T'Ain't there. Indeed, if anything, the reality of that short short clip is precisely the opposite of what Breitbart did. As clumsy as it may have been, at least Think Progress included the video of the man reassuring us he wasn't a racist because the woman he identifies as his wife is black. How it invalidates the man's previous racist statement, I am not sure. And Jack, of course, leaves that part out.
This is Jack's evidence showing Think Progress doing something as vile as Andrew Breitbart.
I will include something I agree with from Jack's column (sit down, Ed. I know that's a shocker!):
Mr. Breitbart said his source sent him only the portion of the tape he aired. Even if he had no intent to deceive, it was reckless of him to release the excerpt without learning more about its context. He owes Ms. Sherrod an apology.Can't say I can disagree with that last part.

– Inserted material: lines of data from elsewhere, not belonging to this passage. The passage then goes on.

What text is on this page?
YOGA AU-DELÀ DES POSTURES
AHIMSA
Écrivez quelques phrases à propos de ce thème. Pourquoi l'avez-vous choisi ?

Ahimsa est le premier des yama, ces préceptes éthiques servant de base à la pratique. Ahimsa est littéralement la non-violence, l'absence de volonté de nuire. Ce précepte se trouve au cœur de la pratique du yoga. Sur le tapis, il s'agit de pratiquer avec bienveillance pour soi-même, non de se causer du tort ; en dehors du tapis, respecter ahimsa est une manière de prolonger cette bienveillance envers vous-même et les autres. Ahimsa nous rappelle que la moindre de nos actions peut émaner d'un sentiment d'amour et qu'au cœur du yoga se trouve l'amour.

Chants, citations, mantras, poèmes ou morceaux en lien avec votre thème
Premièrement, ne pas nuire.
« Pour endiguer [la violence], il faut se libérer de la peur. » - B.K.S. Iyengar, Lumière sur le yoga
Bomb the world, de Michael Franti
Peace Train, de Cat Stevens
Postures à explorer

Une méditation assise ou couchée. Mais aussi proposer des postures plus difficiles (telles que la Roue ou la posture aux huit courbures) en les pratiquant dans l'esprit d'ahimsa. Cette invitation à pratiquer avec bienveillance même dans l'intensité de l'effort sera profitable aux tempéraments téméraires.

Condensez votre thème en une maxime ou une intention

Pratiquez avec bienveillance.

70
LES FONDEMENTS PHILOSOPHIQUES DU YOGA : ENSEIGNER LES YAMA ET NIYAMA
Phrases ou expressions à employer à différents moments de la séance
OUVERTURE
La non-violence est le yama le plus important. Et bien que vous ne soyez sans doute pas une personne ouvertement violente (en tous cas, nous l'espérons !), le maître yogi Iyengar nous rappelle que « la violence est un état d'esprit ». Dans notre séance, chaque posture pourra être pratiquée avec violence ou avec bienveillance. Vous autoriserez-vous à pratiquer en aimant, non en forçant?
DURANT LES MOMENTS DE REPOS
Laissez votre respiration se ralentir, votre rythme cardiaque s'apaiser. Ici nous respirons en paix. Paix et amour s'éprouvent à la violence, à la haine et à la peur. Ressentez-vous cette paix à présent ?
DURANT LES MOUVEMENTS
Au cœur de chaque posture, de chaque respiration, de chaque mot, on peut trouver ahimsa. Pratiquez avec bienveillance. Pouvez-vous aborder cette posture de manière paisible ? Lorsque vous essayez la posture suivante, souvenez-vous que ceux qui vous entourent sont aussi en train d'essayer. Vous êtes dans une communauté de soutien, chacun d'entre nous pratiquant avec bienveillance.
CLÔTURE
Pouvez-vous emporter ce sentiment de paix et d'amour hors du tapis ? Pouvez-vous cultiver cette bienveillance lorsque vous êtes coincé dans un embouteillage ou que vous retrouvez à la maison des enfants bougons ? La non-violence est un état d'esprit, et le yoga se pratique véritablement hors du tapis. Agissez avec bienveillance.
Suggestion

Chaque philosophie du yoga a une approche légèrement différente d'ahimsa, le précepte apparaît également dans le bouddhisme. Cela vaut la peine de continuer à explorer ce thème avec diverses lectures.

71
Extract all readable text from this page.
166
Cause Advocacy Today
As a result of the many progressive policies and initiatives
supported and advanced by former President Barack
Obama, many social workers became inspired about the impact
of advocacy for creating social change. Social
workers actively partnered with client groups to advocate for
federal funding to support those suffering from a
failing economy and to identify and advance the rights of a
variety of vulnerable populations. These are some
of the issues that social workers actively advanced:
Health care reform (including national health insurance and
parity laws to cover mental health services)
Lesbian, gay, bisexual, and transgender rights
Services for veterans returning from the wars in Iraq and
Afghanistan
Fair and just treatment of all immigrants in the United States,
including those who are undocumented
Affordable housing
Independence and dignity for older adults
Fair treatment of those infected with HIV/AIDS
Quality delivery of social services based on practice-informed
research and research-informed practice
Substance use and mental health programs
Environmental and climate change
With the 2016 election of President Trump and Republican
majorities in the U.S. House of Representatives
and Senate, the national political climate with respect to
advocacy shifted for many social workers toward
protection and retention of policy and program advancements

But it wasn't Mr. Breitbart who fired Ms. Sherrod without giving her a chance to tell her side of the story. To liberals as well as conservatives, the administration appears rash, cynical, weak and disingenuous.
And if you're looking for any more evidence for racist elements in the tea party movement, go back to the video above and listen carefully at about second 28. A man with dark sunglasses is asked "Why do you hate Mexicans?" and he answers:
Because they're filthy stinking animals.Yea - no racism there.
You know, I looked up that New Times/I think ABC news poll about Tea Partiers from back in April. Although the Times was amazed that Tea Partiers were wealthier and older (on average) than typical voters, I noted that they wer between 10 and 15 percent more likely to take what might be called racist stances. Things like that whites were no more likely to be able to get ahead than blacks, or that the Obama administration is helping blacks more. Of course I suspect that the Republican party would have similar numbers. by the way, a whole bunch of Tea Partiers thought that Obama has raised taxes, even though the administration has either lowered taxes or held the line on the Bush tax cuts (at least so far) and has not yet raised any taxes.
ReplyDeleteBut really I don't think if it matters that much if more Tea Partiers are racist than average among the population (well, doesn't matter much). What's important to me is whether the policies their candidates might pursue (cutting government spending) could hurt poor people.
Don't get me wrong, I think tax revenue should be spent as efficiently as possible, and by the way, I don't think two wars (well, occupations) is a particularly efficient way to spend money. But anyway, I think that the higher tax rate on the rich is a god way to get money to put in the earned income credit, and I want to see that policy continued.
So that's what I think we should look at. That and the Washington Post article on the Secret Government and the Wikileaks business.